Janaína, numa explanação

Com sua mais recente manifestação no Twitter, entende-se por que Janaína Paschoal foi reprovada no concurso para professora titular da USP. Ele tem dificuldade de interpretar texto. Ou seria má-fé?

A respeito da ameaça do general Antônio Hamilton Martins Mourão ao que restou da democracia brasileira, Janaína Paschoal escreveu no Twitter:

O General Mourão não falou em golpe! Ele alertou para a necessidade de funcionarem as instituições! É muito diferente!

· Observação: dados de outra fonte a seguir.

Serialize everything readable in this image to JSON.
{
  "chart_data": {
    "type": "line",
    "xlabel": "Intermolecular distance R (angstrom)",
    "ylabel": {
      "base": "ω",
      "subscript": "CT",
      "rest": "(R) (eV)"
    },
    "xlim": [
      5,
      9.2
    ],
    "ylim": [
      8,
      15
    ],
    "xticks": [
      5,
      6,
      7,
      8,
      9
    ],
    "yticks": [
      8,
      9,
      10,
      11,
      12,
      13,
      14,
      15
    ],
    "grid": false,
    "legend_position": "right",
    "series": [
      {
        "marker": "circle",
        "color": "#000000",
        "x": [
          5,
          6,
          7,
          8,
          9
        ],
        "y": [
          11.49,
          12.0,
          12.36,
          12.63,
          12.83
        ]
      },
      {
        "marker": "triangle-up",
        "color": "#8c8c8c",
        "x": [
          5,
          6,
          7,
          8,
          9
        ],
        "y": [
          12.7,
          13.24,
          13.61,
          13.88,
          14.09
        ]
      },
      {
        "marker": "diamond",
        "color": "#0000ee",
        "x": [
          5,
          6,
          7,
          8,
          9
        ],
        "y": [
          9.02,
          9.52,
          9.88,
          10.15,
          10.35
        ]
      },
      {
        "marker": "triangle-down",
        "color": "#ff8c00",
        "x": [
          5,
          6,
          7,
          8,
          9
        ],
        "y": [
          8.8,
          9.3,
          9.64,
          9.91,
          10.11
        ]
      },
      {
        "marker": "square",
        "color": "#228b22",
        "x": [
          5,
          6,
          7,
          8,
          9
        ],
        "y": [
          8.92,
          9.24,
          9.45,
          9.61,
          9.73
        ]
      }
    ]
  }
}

— Janaina Paschoal (@JanainaDoBrasil) September 18, 2017

O que disse o general Mourão na Loja Maçônica Grande Oriente, em Brasília:

“Ou as instituições solucionam o problema político, pela ação do Judiciário, retirando da vida pública esses elementos envolvidos em todos os ilícitos, ou então nós teremos que impor isso”.

“Os Poderes terão que buscar uma solução, se não conseguirem, chegará a hora em que teremos que impor uma solução… e essa imposição não será fácil, ela trará problemas”.

Impor uma solução, repita-se.

Pobres alunos da professora Janaína Paschoal. Como ela chegou àquela conclusão?

Por suas intervenções, Janaína já teria sido esquecida há muito tempo.

Mas ela encontrou um lugar na história, ao elaborar e defender um parecer jurídico que sustentou a farsa do impeachment.

Pelo que fala ou escreve, não vale um dígito neste site.

Falava das pedaladas fiscais, um pecado menor, como se fosse o atentado à segurança nacional.

Escreveu uma peça que não tem um único parágrafo que convença um leitor mais ou menos isento.

Mas continuamos a aturá-la.

E ela continua a chamar a atenção.

Mas faz sentido.

Não é pelo brilho das ideias.

É por sua própria figura.

Quando Janaína se manifesta, reforça a convicção de que foi golpe.

É só ler o que escreve ou ouvir o que ela fala para ver o abismo em que caímos.

Janaína tem a dimensão do Brasil dos dias atuais.

Janaína não é apenas ela, são eles, os que se empenham na tarefa de destruir a democracia com golpes de ignorância, intolerância, ódio e ousadia.

Não necessariamente nesta ordem. Nem tudo ao mesmo tempo. Nem no mesmo indivíduo.

Mas é a soma desses ingredientes.

Como disse o general Mourão, outro tipo que reflete a média, para o que eles estão fazendo “não existe fórmula de bolo”.

Mas, pode ter certeza — Janaína na USP, Feliciano e Magno Malta no parlamento, Mourão no Exército, Bolsonaro rua –, boa coisa não é.